Jim and Scott both hold shotguns with full choke barrels—the better to reach their targets high up in the forest canopy.They roll to a stop, and Dave breaks out a boom box playing an electronic owl call, and within 15 minutes two dark feathery forms flit through the treetops and settle onto a limb high above the truck.
“Right there, right there,” Jim says to Scott. At $50 for every barred owl carcass they bring in this would be a profitable stop.
“You ready?” Jim says, getting impatient while Scott strains to get a steady bead on one of the birds.
“Are you guys gonna get the job done or what?” Dave snaps as he steps out of the truck and looks up. “There they are, right there! Go ahead—shoot!” Then, just as suddenly: “Wait, don’t shoot!”
Seconds later, after the three hunters watch the two owls—and their hundred bucks—disappear over a ridge, the shooters give Dave a disgusted look. “Sorry, guys,” he says. “I thought I saw spots.”
Twenty years after halting the harvest of most older age-class timber, putting hundreds of sawmills and other plants out of business and tossing tens of thousands of mill workers into the unemployment line—all in order to save the spotted owl—the government has decided maybe the best way to protect it is to shoot its cousin the barred owl, which is much more adaptable than the spotted owl and has apparently been chasing the spotted owl out of its old-growth habitats since the 1970s.

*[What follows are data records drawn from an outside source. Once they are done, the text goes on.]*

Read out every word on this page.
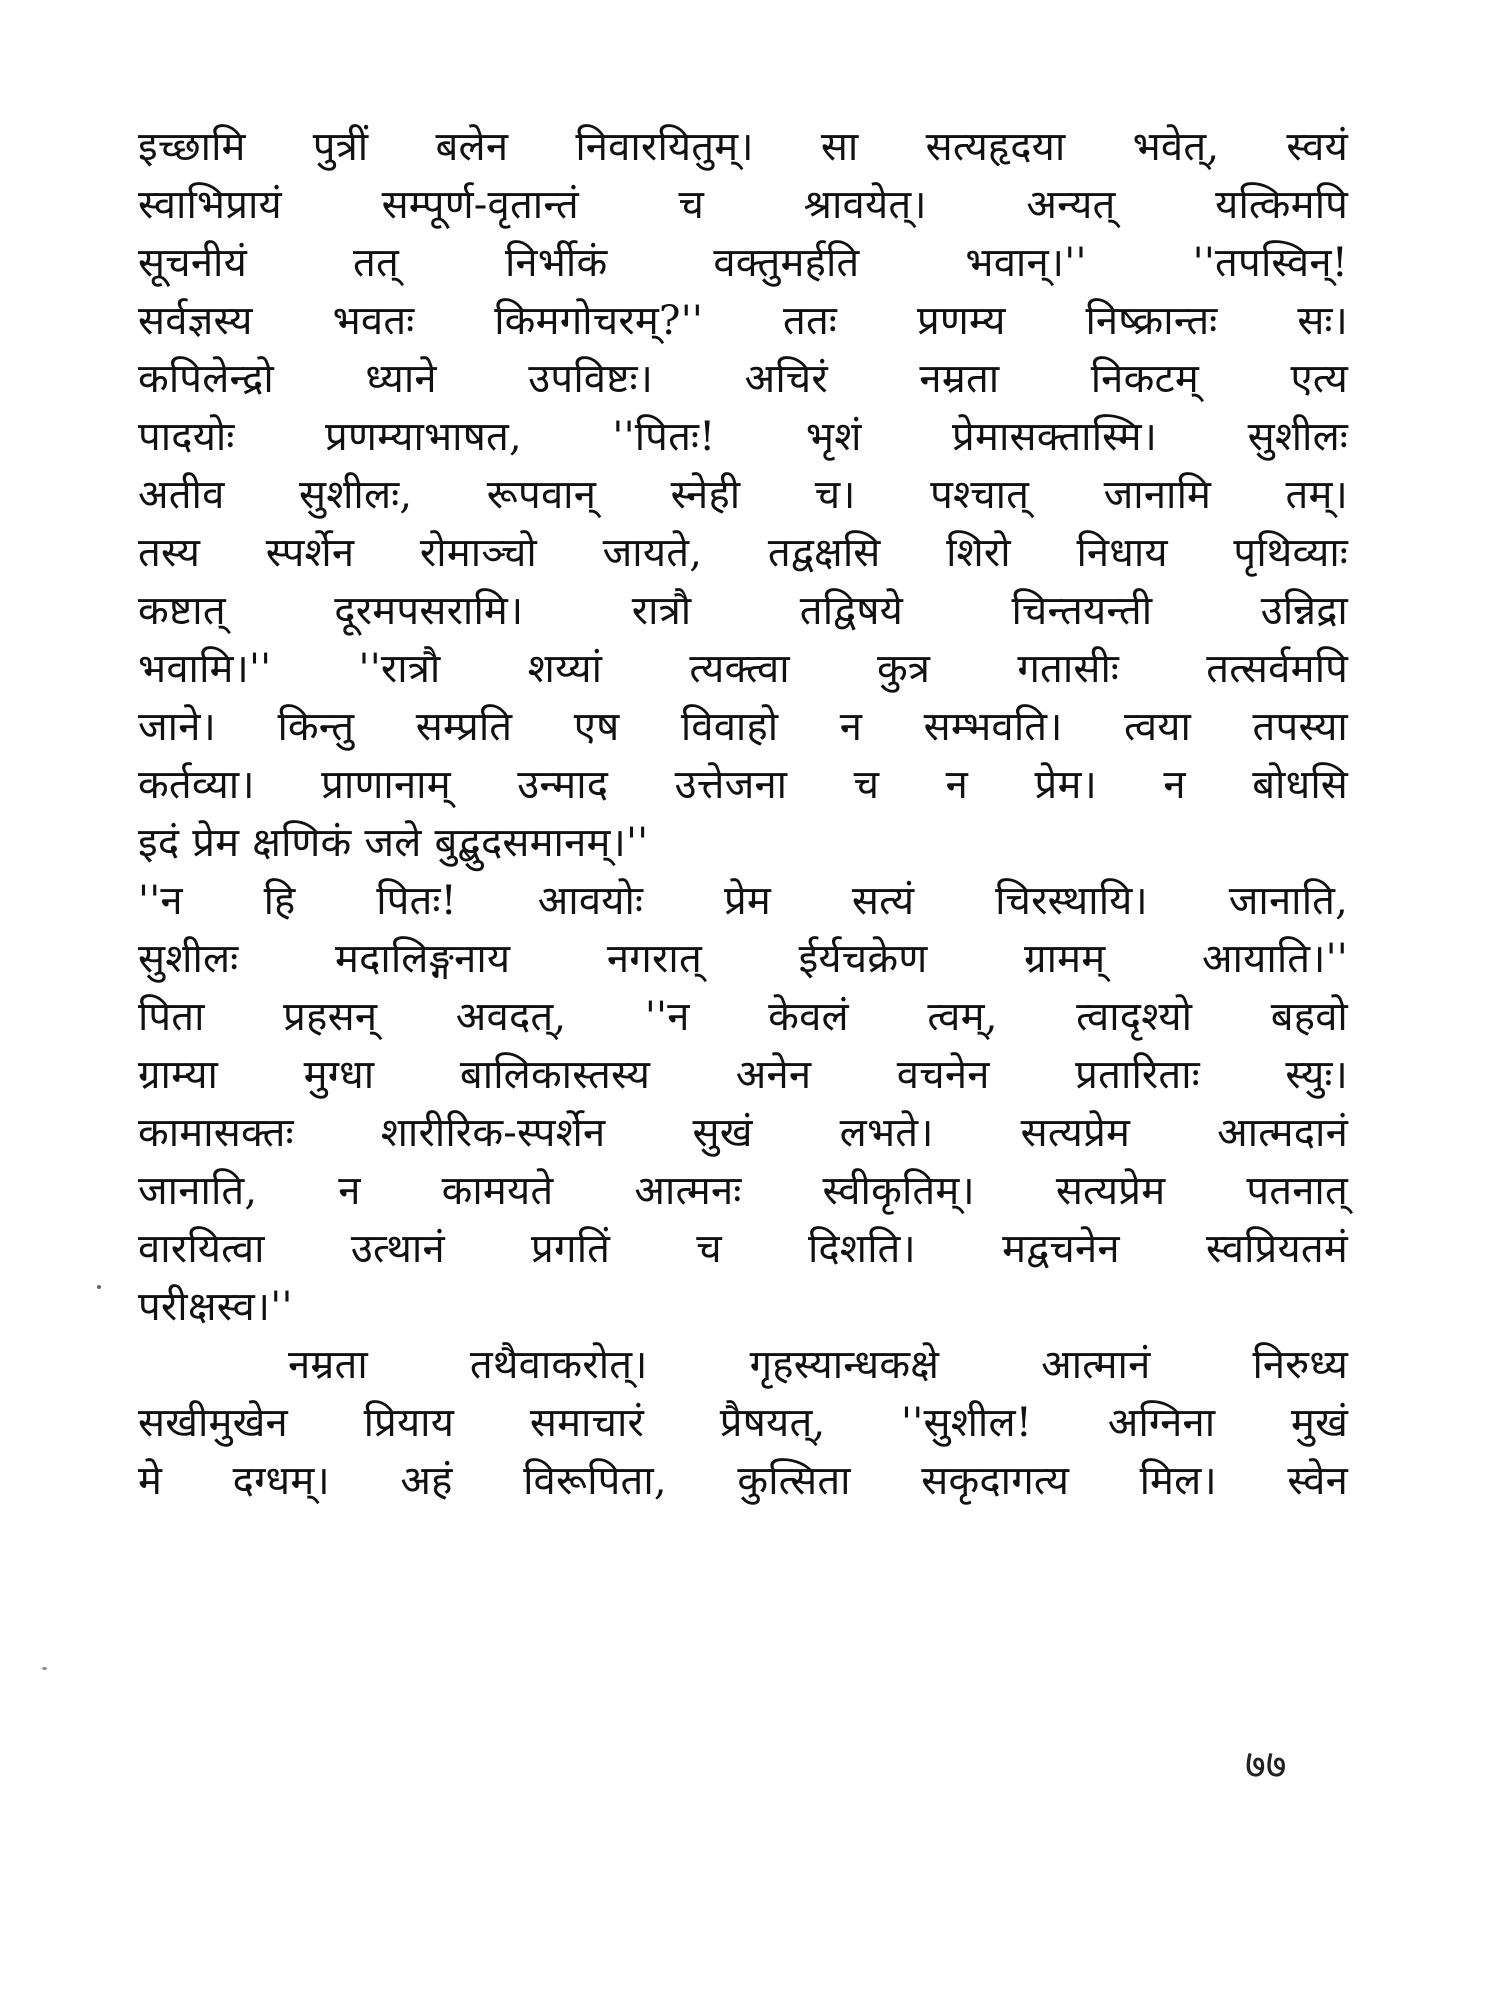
इच्छामि पुत्रीं बलेन निवारयितुम्। सा सत्यहृदया भवेत्, स्वयं
स्वाभिप्रायं सम्पूर्ण-वृतान्तं च श्रावयेत्। अन्यत् यत्किमपि
सूचनीयं तत् निर्भीकं वक्तुमर्हति भवान्।'' ''तपस्विन्!
सर्वज्ञस्य भवतः किमगोचरम्?'' ततः प्रणम्य निष्क्रान्तः सः।
कपिलेन्द्रो ध्याने उपविष्टः। अचिरं नम्रता निकटम् एत्य
पादयोः प्रणम्याभाषत, ''पितः! भृशं प्रेमासक्तास्मि। सुशीलः
अतीव सुशीलः, रूपवान् स्नेही च। पश्चात् जानामि तम्।
तस्य स्पर्शेन रोमाञ्चो जायते, तद्वक्षसि शिरो निधाय पृथिव्याः
कष्टात् दूरमपसरामि। रात्रौ तद्विषये चिन्तयन्ती उन्निद्रा
भवामि।'' ''रात्रौ शय्यां त्यक्त्वा कुत्र गतासीः तत्सर्वमपि
जाने। किन्तु सम्प्रति एष विवाहो न सम्भवति। त्वया तपस्या
कर्तव्या। प्राणानाम् उन्माद उत्तेजना च न प्रेम। न बोधसि
इदं प्रेम क्षणिकं जले बुद्बुदसमानम्।''
''न हि पितः! आवयोः प्रेम सत्यं चिरस्थायि। जानाति,
सुशीलः मदालिङ्गनाय नगरात् ईर्यचक्रेण ग्रामम् आयाति।''
पिता प्रहसन् अवदत्, ''न केवलं त्वम्, त्वादृश्यो बहवो
ग्राम्या मुग्धा बालिकास्तस्य अनेन वचनेन प्रतारिताः स्युः।
कामासक्तः शारीरिक-स्पर्शेन सुखं लभते। सत्यप्रेम आत्मदानं
जानाति, न कामयते आत्मनः स्वीकृतिम्। सत्यप्रेम पतनात्
वारयित्वा उत्थानं प्रगतिं च दिशति। मद्वचनेन स्वप्रियतमं
परीक्षस्व।''
नम्रता तथैवाकरोत्। गृहस्यान्धकक्षे आत्मानं निरुध्य
सखीमुखेन प्रियाय समाचारं प्रैषयत्, ''सुशील! अग्निना मुखं
मे दग्धम्। अहं विरूपिता, कुत्सिता सकृदागत्य मिल। स्वेन
७७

You see, several years after forcing such a regional economic crisis, FWS researchers expecting to find more spotted owls kept finding fewer and fewer—and lots more barred owls. All that stuff about halting old-growth forest management that led to massive regional economic dislocation and shattered thousands of lives and livelihoods? Never mind.
Now, the FWS is floating a proposal for an experimental program to shoot barred owls that have taken up residence in spotted owl habitat, then see if the spotted owls come back. Imagine trying to inspect every spotted owl nest site in three states for barred owls. And even if the government drafted an army of barred owl shooters, what’s to keep more barred owls from migrating across the Great Plains up into Canada and down the West Coast like they’ve done the past hundred years or so? (And we won’t even go into the potential horror of an overzealous barred owl blaster shooting the wrong bird. Everyone knows one dead spotted owl is worth at least three sawmills.) So it’s a brave new world out there in Northwest owl country. Remember, don’t shoot until you don’t see the spots on their feathers. Happy hunting.